The College Pyramid08-20-2021
Rebecca Gordon asks about the ethics of teaching in Universities where students increasingly graduate with immense debt and few meaningful prospects. She notes that “The average number of doctorates earned over the last decade is almost 53,000 annually. In other words, we're talking about nearly 530,000 PhDs produced by American higher education in those 10 years alone. Many of them have ended up competing for a far smaller number of jobs in the academic world.” But even before the Ph.D., the pursuit of a college degree is, for many, increasingly looking like a pyramid scheme. She writes:
In 1970, when I went to Reed, a small, private, liberal arts college, tuition was $3,000 a year. I was lucky. I had a scholarship (known in modern university jargon as a "tuition discount") that covered most of my costs. This year, annual tuition at that same school is a mind-boggling $62,420, more than 20 times as high. If college costs had simply risen with inflation, the price would be about $21,000 a year, or just under triple the price.
If I'd attended Federal City College (now the University of D.C.), my equivalent of a state school then, tuition would have been free. Now, even state schools cost too much for many students. Annually, tuition at the University of California at Berkeley, the flagship school of that state's system, is $14,253 for in-state students, and $44,007 for out-of-staters.

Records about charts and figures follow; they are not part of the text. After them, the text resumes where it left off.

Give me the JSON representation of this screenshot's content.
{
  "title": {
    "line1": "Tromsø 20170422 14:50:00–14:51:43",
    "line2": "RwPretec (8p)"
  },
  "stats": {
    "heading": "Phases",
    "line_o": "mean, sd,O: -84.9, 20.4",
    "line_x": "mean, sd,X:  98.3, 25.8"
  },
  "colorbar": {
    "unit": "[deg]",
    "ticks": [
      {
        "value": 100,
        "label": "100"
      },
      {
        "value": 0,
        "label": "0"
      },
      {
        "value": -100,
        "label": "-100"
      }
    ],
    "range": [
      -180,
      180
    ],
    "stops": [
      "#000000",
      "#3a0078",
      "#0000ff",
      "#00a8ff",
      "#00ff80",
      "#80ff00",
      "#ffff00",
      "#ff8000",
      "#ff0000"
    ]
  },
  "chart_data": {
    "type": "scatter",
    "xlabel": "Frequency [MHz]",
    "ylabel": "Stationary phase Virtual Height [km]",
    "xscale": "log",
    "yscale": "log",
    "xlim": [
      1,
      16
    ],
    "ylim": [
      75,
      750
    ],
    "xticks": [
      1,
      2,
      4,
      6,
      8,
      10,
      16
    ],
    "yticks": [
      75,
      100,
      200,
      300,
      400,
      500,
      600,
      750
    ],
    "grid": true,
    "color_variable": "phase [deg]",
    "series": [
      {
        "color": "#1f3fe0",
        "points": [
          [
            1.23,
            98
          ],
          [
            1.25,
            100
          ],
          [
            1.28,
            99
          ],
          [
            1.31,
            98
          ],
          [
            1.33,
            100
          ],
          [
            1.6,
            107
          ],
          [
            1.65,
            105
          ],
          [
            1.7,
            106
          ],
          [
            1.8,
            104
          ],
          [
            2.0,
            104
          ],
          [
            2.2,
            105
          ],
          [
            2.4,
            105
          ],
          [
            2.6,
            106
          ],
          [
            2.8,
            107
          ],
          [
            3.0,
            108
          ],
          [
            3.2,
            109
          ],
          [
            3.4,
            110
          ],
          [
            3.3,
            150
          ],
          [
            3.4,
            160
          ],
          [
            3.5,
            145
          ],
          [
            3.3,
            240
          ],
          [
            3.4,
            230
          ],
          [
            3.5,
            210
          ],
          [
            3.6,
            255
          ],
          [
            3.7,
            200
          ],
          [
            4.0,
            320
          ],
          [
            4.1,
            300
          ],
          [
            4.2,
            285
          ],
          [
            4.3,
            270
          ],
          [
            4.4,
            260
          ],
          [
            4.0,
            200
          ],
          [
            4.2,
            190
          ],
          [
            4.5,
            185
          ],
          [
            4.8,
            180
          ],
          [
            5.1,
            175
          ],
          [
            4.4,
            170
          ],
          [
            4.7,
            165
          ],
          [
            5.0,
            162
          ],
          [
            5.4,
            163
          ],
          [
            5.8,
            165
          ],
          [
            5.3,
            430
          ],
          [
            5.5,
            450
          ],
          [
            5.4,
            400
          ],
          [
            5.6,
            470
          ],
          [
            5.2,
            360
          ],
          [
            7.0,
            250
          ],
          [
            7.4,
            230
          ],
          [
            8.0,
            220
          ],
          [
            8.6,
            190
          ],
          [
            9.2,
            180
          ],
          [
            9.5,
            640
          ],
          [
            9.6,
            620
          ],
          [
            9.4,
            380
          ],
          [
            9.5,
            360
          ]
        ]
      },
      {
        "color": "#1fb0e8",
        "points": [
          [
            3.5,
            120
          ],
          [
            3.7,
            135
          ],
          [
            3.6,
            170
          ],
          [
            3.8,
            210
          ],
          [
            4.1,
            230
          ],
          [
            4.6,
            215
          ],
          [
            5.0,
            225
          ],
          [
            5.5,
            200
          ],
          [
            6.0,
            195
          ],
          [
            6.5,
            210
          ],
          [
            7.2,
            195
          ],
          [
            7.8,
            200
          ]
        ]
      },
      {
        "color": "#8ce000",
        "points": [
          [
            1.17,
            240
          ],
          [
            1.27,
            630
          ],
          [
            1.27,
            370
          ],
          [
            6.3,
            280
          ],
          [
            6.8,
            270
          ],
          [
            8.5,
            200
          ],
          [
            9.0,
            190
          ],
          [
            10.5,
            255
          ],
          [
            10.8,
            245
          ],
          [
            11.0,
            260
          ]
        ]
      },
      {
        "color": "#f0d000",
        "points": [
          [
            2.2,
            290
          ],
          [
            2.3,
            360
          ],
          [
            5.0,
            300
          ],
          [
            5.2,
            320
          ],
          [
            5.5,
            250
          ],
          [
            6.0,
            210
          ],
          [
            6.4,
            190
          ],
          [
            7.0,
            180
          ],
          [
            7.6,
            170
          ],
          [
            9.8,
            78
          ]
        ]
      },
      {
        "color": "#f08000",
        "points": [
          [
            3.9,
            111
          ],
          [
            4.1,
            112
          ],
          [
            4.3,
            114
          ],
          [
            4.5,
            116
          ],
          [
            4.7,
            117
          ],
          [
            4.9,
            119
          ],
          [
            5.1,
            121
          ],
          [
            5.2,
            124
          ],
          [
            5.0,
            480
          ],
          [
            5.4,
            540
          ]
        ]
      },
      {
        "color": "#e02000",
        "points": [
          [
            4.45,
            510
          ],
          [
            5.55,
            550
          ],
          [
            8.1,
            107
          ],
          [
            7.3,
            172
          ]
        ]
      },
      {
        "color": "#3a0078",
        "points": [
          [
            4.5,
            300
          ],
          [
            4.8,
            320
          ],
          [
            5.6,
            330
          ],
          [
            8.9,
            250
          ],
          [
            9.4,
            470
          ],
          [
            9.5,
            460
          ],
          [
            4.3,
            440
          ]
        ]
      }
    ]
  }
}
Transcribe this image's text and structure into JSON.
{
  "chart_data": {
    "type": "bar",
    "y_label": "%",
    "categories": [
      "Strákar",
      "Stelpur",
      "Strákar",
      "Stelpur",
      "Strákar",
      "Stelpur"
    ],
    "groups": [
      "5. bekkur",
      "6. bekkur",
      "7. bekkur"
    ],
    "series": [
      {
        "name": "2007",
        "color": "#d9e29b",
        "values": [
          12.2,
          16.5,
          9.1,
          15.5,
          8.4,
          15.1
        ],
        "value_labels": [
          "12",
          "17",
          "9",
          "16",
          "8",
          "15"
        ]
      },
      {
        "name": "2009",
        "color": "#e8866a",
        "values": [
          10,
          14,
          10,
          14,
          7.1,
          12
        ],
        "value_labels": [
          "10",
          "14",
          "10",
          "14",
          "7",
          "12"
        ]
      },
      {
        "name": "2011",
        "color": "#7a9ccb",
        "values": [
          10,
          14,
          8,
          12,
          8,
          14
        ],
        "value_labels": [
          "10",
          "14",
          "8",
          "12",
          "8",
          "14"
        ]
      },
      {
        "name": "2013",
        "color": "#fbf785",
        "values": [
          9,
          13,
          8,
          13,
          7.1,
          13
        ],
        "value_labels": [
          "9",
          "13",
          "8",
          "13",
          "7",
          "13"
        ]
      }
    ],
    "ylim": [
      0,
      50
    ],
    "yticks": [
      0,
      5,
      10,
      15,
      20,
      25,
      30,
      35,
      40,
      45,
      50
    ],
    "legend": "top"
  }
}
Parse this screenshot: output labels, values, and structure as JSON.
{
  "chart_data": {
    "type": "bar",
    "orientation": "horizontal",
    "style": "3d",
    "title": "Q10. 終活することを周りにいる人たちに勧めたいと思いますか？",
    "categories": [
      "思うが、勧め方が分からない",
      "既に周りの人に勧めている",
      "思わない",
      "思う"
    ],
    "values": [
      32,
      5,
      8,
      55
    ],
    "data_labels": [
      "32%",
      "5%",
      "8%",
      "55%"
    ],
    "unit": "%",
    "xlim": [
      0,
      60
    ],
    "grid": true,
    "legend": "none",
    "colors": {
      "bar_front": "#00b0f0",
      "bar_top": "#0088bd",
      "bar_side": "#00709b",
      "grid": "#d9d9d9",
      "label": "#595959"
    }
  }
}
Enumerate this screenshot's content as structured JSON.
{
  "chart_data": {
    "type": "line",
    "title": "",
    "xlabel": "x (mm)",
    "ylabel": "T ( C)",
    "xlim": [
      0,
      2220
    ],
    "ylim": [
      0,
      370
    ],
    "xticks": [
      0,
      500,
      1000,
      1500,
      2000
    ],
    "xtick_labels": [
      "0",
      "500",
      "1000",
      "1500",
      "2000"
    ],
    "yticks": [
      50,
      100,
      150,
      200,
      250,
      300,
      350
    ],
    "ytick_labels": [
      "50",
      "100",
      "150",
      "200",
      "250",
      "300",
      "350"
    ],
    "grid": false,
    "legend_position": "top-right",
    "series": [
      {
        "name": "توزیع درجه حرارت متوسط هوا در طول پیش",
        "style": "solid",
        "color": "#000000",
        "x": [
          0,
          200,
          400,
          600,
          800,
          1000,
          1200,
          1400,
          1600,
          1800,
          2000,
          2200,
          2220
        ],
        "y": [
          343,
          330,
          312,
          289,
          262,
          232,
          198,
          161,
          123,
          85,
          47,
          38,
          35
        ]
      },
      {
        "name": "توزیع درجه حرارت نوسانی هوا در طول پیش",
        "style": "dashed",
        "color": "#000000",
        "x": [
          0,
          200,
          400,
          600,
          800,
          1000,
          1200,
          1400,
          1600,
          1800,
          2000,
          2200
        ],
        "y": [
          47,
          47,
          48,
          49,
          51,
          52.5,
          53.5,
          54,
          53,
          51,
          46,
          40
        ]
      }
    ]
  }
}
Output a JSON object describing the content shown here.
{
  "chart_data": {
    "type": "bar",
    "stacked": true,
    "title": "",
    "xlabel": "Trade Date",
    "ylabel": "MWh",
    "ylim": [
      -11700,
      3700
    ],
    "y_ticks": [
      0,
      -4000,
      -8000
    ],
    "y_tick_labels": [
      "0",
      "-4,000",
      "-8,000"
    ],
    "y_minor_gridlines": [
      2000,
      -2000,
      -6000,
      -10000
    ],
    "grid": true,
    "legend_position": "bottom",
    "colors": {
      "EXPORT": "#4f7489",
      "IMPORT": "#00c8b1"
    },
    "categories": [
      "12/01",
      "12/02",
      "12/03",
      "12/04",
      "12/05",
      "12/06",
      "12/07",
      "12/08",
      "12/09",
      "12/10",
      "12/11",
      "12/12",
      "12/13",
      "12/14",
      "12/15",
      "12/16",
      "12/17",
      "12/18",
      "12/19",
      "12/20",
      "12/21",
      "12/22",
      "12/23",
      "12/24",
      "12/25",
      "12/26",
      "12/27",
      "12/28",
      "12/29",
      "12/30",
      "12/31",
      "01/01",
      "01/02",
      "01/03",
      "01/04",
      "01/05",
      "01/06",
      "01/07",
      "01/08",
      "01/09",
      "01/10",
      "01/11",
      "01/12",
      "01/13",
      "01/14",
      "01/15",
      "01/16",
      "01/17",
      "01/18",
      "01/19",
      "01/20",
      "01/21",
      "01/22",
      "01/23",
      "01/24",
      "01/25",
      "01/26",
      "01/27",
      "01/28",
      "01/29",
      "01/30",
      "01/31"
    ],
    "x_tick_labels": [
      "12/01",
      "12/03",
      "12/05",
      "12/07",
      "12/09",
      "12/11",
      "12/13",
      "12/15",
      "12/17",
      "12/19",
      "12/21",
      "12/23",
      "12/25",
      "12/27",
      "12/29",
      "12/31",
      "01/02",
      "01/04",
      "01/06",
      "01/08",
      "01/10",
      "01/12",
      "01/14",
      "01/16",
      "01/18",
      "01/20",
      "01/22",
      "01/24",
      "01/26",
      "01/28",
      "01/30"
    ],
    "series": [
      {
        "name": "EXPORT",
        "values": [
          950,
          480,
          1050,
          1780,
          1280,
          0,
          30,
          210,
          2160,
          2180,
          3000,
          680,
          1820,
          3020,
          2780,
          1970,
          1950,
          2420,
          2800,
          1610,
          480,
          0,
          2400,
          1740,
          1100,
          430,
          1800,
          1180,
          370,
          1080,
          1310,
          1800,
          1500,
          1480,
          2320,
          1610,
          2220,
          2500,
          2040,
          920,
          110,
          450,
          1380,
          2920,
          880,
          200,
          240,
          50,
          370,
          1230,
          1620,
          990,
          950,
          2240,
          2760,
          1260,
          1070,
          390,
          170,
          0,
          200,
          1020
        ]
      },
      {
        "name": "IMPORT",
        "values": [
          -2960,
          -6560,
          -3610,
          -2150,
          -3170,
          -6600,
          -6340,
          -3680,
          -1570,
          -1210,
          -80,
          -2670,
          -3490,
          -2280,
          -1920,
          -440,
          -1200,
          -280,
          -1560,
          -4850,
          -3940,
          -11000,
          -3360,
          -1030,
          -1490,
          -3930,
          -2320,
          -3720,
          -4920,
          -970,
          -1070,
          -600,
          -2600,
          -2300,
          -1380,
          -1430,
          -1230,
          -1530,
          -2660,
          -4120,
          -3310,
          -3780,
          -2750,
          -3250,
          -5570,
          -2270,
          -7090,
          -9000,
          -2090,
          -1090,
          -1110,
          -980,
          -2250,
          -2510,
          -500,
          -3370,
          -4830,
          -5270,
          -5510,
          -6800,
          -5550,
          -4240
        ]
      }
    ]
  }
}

I left school owing $800, or about $4,400 in today's dollars. These days, most financial "aid" resembles foreign "aid" to developing countries—that is, it generally takes the form of loans whose interest piles up so fast that it's hard to keep up with it, let alone begin to pay off the principal in your post-college life. Some numbers to contemplate: 62% of those graduating with a BA in 2019 did so owing money—owing, in fact, an average of almost $29,000. The average debt of those earning a graduate degree was an even more staggering $71,000. That, of course, is on top of whatever the former students had already shelled out while in school. And that, in turn, is before the "miracle" of compound interest takes hold and that debt starts to grow like a rogue zucchini.
It's enough to make me wonder whether a seat in the Great American College and University Airplane Game is worth the price, and whether it's ethical for me to continue serving as an adjunct flight attendant along the way. Whatever we tell students about education being the path to a good job, the truth is that there are remarkably few seats at the front of the plane.
Of course, on the positive side, I do still believe that time spent at college offers students something beyond any price—the opportunity to learn to think deeply and critically, while encountering people very different from themselves. The luckiest students graduate with a lifelong curiosity about the world and some tools to help them satisfy it. That is truly a ticket to a good life—and no one should have to buy a seat in an Airplane Game to get one.